Figure 27.1 shows the various stages involved in an IR processing system. The steps shown on the left in Figure 27.1 are typically offline processes, which prepare a set of documents for efficient retrieval; these are document preprocessing, document modeling, and indexing. The steps involved in query formation, query processing, searching mechanism, document retrieval, and relevance feedback are shown on the right in Figure 27.1. In each box, we highlight the important concepts and issues. The rest of this chapter describes some of the concepts involved in the various tasks within the IR process shown in Figure 27.1.

 

Figure 27.2 shows a simplified IR processing pipeline. In order to perform retrieval on documents, the documents are first represented in a form suitable for retrieval. The significant terms and their properties are extracted from the documents and are represented in a document index where the words/terms and their properties are stored in a matrix that contains these terms and the references to the documents that contain them. This index is then converted into an inverted index (see Figure 27.4) of a word/term vs. document matrix.
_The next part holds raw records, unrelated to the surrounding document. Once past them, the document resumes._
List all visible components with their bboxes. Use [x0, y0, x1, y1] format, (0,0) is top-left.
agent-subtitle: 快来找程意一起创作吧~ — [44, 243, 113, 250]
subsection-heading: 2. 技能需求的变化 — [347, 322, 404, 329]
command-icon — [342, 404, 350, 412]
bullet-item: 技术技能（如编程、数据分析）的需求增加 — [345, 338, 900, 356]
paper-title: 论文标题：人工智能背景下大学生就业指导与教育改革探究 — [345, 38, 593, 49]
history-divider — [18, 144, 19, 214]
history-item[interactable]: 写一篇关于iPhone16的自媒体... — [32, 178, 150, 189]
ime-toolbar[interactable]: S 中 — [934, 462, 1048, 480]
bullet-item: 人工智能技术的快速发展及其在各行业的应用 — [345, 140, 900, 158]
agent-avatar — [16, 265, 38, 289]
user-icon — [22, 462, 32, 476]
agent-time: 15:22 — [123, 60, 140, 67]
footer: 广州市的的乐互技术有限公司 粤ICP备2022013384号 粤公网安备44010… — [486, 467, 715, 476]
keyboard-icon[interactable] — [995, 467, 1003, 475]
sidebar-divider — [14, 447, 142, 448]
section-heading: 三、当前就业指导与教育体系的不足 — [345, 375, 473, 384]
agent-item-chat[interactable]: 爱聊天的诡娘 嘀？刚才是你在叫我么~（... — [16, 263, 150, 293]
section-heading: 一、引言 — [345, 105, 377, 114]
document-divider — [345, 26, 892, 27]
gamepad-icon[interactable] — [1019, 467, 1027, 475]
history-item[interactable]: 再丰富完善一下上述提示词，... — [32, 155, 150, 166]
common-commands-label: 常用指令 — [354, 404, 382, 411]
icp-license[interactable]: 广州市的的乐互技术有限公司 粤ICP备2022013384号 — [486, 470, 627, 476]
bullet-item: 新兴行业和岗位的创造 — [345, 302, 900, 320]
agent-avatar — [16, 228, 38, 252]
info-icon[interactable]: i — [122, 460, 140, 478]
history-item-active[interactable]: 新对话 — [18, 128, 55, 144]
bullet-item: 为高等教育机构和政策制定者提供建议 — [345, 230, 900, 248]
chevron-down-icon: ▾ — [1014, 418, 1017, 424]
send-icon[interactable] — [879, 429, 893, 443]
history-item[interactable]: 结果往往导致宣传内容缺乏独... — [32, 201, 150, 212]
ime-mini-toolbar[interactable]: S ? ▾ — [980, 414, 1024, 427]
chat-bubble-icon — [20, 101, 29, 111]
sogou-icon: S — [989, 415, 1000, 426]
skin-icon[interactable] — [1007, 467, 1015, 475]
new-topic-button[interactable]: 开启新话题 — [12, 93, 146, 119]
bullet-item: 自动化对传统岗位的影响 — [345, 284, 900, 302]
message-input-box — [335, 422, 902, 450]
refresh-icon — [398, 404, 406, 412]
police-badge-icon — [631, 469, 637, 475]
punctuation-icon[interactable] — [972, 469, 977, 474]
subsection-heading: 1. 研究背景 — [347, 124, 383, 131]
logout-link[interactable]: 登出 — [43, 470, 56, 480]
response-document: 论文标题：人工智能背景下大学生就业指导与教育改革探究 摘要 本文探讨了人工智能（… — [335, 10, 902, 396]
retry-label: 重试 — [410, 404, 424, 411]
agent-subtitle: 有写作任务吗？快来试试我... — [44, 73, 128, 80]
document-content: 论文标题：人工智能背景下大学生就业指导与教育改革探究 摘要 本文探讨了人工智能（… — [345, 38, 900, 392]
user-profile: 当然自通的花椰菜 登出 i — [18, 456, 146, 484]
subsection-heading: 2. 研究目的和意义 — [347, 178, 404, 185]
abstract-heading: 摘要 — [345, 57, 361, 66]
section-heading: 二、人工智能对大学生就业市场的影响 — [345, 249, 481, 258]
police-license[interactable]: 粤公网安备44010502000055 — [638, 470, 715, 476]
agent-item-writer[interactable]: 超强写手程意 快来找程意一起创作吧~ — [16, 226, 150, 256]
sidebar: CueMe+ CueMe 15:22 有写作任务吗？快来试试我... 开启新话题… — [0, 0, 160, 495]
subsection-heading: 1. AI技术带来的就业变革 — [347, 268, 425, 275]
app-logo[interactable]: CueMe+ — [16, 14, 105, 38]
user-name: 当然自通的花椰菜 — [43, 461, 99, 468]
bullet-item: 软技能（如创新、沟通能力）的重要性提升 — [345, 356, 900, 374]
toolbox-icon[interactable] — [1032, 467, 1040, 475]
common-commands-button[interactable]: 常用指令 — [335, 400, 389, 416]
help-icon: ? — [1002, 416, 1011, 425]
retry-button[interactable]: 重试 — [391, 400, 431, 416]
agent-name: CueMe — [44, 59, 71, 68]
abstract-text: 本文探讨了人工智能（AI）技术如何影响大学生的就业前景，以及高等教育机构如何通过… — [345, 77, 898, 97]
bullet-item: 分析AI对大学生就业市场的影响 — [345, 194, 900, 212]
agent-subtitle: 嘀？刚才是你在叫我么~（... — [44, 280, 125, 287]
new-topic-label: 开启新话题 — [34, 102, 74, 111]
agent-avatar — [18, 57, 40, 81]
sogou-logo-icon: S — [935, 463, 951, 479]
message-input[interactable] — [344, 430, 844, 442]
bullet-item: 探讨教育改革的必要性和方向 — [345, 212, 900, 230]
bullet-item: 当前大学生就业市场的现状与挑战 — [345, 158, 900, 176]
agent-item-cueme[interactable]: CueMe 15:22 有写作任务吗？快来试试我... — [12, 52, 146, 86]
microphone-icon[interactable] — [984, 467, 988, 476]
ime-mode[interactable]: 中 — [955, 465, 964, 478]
Given the query words, the documents


containing these words—and the document properties, such as date of creation, author, and type of document—are fetched from the inverted index and compared with the query. This comparison results in a ranked list shown to the user. The user can then provide feedback on the results that triggers implicit or explicit query expansion to fetch results that are more relevant for the user. Most IR systems allow for an interactive search where the query and the results are successively refined.